The unerring drama and unfailing nuance with which Colan brought noir substance and romantic shadings to super-genre material was unprecedented among his peers, and is the founding influence on shadowy stylists with their own whole schools from John Paul Leon and Sean Phillips to Dennis Calero and Danijel Zezelj.
Jack Kirby also invented comics’ iconic vocabulary and Will Eisner set its storytelling grammar, while Colan was its first, foremost operatic interpreter. When generations of readers think of Doctor Strange and Daredevil and Dracula and Howard the Duck, they’re not thinking of any of the illustrators who first brought those characters to life, but of Gene Colan’s atmospheric, expressive ideas of them.
His style was his greatest character, defining how we saw others’ concepts from his signature work in the ’60s and ’70s to his miraculous staging of the best Escapist story in that character’s imagined medium (scripted by Glen David Gold), late in Colan’s life.

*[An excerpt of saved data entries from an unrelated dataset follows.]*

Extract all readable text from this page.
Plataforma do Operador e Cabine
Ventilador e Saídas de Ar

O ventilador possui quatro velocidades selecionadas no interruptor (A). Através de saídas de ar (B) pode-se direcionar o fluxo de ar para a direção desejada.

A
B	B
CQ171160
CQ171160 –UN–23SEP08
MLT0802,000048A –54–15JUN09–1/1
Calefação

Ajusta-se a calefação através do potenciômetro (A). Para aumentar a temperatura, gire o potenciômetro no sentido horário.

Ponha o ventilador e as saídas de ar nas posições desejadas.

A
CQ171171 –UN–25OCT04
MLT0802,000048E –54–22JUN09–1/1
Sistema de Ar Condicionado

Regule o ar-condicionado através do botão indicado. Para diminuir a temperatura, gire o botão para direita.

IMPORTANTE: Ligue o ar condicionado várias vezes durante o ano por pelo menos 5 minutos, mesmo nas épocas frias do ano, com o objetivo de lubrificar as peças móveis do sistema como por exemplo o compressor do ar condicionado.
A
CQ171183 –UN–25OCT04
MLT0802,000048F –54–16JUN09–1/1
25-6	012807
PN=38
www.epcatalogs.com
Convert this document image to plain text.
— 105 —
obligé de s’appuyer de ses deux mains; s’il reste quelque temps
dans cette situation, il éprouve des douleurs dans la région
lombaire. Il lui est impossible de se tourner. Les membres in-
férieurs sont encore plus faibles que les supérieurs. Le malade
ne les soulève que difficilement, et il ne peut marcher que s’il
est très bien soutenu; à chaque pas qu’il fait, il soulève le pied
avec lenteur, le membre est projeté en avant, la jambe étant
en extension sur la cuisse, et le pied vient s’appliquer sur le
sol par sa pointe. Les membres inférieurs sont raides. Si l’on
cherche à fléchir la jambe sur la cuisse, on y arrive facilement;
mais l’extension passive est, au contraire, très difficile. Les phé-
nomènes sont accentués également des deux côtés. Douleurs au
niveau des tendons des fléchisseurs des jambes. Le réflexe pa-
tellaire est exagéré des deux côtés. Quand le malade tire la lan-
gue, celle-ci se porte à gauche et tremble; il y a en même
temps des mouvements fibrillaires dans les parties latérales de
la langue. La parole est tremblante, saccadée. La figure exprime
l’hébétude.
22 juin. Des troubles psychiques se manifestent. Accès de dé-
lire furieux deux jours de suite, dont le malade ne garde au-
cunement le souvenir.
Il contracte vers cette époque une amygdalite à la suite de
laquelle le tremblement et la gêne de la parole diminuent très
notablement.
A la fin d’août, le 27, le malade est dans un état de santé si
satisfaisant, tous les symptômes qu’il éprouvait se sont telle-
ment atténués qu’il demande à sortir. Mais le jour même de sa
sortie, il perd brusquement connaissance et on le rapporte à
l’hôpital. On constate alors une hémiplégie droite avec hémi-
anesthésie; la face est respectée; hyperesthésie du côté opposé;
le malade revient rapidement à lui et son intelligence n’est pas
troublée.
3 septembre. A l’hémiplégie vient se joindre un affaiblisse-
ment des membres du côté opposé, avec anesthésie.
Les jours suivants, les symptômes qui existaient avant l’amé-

Colan’s contributions showed the durable lifespan of mass-market folklore and proved the potential for personal expression within it.
This may be problematic for those who prefer to focus on individual creation over corporate canon in a medium often inequitable and indifferent to its most important talents — but Colan was the very essence of an individual vision. Like all great and generous geniuses, we can’t really do without him but he showed us a way beyond.